替えられた婚約、見つけた幸せ

「おお、いいですねぇ……ほうほう、これは……!」

 板に手を置いてしばらくして、部屋に置かれていた様々な魔道具が光り始めた。首を傾げていた私にシュゼットが教えてくれたのだが、この部屋に置いてある魔道具は魔力測定器の板と連動しているらしい。
 板に乗せるだけで他の魔道具も反応し、結果は全てセヴァルが見ている板の上に現れるんだとか。

 手を動かさないように気をつけながら、少しだけ周囲を見回すと、確かにセヴァルの目の前には大きな板が置かれている。
 
「お嬢様の得意魔法は……あー、いいですねぇ! ぜひ研究所に来て欲しいです! 魔力量も素晴らし――いてっ」
「もう記録は取れたでしょう? エスペランサ様に告げることはないの?」

 今度は握り拳で頭を殴られたセヴァル。とてもいい音が聞こえたので、相当痛かったのだろう。彼は殴られた部分をさすりながら、私へと顔を向けた。
 
「ああ〜申し訳ございませんでしたねぇ! 板から手を離してよろしいですよ〜」
 
 私が手を離すと、全ての魔道具の光が消える。どうやら連携しているというのは本当だったようだ。帝国は技術的にも進んでいるのだな、と感心した。
 セヴァルが頭の痛い部分を押さえながら、引き続き板を見ている一方で、シュゼットは私に一枚の紙を持ってくる。

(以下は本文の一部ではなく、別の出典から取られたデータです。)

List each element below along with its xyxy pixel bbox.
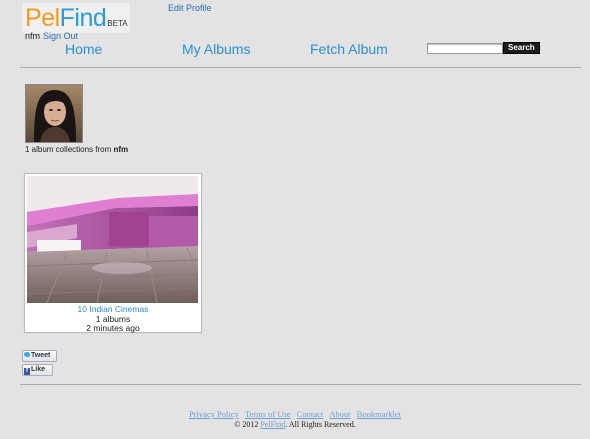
- footer-link-contact[interactable]: Contact: [297, 409, 323, 419]
- header-username: nfm: [25, 31, 41, 41]
- avatar[interactable]: [25, 84, 83, 143]
- footer-link-bookmarklet[interactable]: Bookmarklet: [357, 409, 401, 419]
- footer-link-terms[interactable]: Terms of Use: [245, 409, 291, 419]
- footer-links: Privacy Policy Terms of Use Contact Abou…: [0, 409, 590, 419]
- collections-username: nfm: [113, 145, 129, 154]
- nav-home[interactable]: Home: [65, 41, 102, 57]
- pelfind-logo[interactable]: PelFindBETA: [22, 3, 130, 33]
- footer-link-privacy[interactable]: Privacy Policy: [189, 409, 239, 419]
- facebook-icon: f: [24, 368, 30, 375]
- beta-badge: BETA: [107, 19, 128, 28]
- like-label: Like: [31, 366, 46, 373]
- album-card[interactable]: 10 Indian Cinemas 1 albums 2 minutes ago: [24, 173, 202, 333]
- nav-my-albums[interactable]: My Albums: [182, 41, 250, 57]
- copyright-prefix: © 2012: [234, 420, 259, 429]
- footer-divider: [20, 384, 581, 385]
- footer-link-about[interactable]: About: [329, 409, 350, 419]
- search-button[interactable]: Search: [503, 42, 540, 54]
- album-timestamp: 2 minutes ago: [86, 323, 140, 333]
- twitter-bird-icon: [24, 352, 30, 357]
- album-thumbnail[interactable]: [27, 176, 198, 303]
- collections-text: 1 album collections from: [25, 145, 112, 154]
- header-divider: [20, 67, 581, 68]
- sign-out-link[interactable]: Sign Out: [43, 31, 78, 41]
- tweet-label: Tweet: [31, 352, 51, 359]
- nav-fetch-album[interactable]: Fetch Album: [310, 41, 388, 57]
- search-input[interactable]: [427, 43, 503, 54]
- copyright-brand-link[interactable]: PelFind: [260, 420, 285, 429]
- album-title-link[interactable]: 10 Indian Cinemas: [25, 304, 201, 314]
- collections-summary: 1 album collections from nfm: [25, 145, 128, 154]
- copyright-suffix: . All Rights Reserved.: [285, 420, 356, 429]
- avatar-photo: [26, 85, 82, 142]
- copyright: © 2012 PelFind. All Rights Reserved.: [0, 420, 590, 429]
- logo-text-pel: Pel: [25, 4, 60, 32]
- album-thumbnail-photo: [27, 176, 198, 303]
- logo-text-find: Find: [59, 4, 107, 32]
- facebook-like-button[interactable]: f Like: [22, 364, 53, 376]
- tweet-button[interactable]: Tweet: [22, 350, 57, 362]
- edit-profile-link[interactable]: Edit Profile: [168, 3, 212, 13]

「エスペランサ様、これがあなたの魔力についての詳細ですよぉ」
「え、こんなに分かるものなの……?」
 
 思わず呟いてしまったほど、様々な項目が書かれていた。
 現在の魔力量だけでなく、魔力量の推移予測と今後の成長推定……得意属性を特定するだけでなく、属性ごとにどのランクまでの魔法を使う事ができるかの推測まで。魔力量しか分からない王国と比べると、雲泥の差である。
 私の言葉を聞き逃さなかったセヴァルが、満面の笑みをたたえた。

「そうなんですよ〜! これ、全部ここで作ったのですよぉ〜」
「癪ではありますが、確かにこれらの魔道具はほぼ全てにセヴァルが関わっておりますね」

 非常に嫌そうな表情で話すシュゼット。どうやら褒めると調子に乗って話を聞かないために、あまり調子に乗らせたくないらしい。

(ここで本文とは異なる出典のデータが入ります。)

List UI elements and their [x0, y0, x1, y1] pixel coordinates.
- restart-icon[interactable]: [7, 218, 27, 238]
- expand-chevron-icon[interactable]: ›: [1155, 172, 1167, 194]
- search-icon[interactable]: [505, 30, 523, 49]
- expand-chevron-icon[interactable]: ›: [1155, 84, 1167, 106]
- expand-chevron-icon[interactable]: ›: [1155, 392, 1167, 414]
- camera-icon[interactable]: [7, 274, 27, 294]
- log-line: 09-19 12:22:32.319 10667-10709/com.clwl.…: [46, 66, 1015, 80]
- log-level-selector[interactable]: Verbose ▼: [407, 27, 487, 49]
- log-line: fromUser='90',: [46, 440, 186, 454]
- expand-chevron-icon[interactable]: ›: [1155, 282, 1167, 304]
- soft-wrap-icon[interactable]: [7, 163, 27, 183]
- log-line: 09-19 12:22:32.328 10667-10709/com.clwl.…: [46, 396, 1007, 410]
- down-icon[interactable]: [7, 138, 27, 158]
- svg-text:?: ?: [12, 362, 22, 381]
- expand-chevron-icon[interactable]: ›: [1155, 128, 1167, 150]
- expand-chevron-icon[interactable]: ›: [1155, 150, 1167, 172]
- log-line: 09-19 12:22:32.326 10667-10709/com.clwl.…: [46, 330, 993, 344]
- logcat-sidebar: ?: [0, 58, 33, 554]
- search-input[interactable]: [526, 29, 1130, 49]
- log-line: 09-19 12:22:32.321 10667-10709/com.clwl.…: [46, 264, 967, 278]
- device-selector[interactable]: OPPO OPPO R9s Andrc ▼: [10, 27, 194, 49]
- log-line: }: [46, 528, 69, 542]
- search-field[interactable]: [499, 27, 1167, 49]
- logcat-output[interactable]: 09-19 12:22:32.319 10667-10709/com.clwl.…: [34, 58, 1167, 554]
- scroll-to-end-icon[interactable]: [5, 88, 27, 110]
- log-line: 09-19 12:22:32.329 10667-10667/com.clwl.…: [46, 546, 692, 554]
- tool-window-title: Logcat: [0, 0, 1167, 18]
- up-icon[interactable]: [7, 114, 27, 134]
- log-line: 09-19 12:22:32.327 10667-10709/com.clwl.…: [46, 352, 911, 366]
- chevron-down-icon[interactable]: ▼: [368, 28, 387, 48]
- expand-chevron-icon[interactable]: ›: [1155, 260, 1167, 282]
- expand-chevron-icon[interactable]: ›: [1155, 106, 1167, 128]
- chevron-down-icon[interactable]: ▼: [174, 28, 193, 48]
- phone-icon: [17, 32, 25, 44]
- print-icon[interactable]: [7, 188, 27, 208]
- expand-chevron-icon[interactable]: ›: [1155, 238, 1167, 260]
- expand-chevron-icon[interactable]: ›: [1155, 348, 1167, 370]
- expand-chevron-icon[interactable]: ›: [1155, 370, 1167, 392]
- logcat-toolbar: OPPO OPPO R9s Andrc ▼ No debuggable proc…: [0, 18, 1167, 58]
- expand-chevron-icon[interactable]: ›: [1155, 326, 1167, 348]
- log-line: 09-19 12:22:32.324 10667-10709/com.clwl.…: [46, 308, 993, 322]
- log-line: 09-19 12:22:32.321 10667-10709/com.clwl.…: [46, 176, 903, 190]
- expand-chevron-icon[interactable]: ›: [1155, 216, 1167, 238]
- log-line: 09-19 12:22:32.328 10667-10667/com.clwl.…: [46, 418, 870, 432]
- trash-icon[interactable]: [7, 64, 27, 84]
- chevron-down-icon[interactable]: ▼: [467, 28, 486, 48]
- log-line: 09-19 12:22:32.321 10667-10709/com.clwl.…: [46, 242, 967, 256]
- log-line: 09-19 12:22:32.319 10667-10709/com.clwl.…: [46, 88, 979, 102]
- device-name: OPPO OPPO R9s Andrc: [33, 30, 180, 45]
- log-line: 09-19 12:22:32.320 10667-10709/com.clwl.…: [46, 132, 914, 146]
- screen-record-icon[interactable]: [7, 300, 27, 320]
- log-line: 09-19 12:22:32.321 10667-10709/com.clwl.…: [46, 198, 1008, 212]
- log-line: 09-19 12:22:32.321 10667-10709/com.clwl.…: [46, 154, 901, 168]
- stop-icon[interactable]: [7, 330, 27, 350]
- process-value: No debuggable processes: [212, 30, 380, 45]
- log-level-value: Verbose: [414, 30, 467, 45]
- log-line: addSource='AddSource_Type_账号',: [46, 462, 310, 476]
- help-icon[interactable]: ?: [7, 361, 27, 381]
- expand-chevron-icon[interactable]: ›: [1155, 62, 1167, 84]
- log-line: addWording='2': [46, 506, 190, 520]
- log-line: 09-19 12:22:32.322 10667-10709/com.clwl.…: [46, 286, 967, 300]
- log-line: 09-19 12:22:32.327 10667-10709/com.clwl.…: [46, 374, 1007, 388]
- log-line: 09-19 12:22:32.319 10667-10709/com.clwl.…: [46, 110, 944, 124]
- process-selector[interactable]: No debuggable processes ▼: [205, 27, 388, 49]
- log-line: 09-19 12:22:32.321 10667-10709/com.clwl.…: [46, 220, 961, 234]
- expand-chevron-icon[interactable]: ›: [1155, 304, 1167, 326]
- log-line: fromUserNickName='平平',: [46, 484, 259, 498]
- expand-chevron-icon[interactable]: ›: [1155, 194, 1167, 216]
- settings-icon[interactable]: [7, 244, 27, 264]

「お嬢様! このデータを少々研究に利用してもよろしいでしょうかねぇ?」

 新しいおもちゃを与えられた子どものように目を輝かせるセヴァル。言葉が少ない、と怒られながらもシュゼットが補足してくれた。
 
「実はエスペランサ様のデータを見て、気になる点がございまして。それで少しお話を聞かせていただきたいなと思った次第です」
「ほう、それは私も気になるな。エスペランサ嬢、私も聞いてもいいだろうか?」

 仕事の時間は大丈夫だろうか、と思うけれど……きっと大丈夫なのよね。そう思い直した私は、シュゼットに別の部屋へと案内された。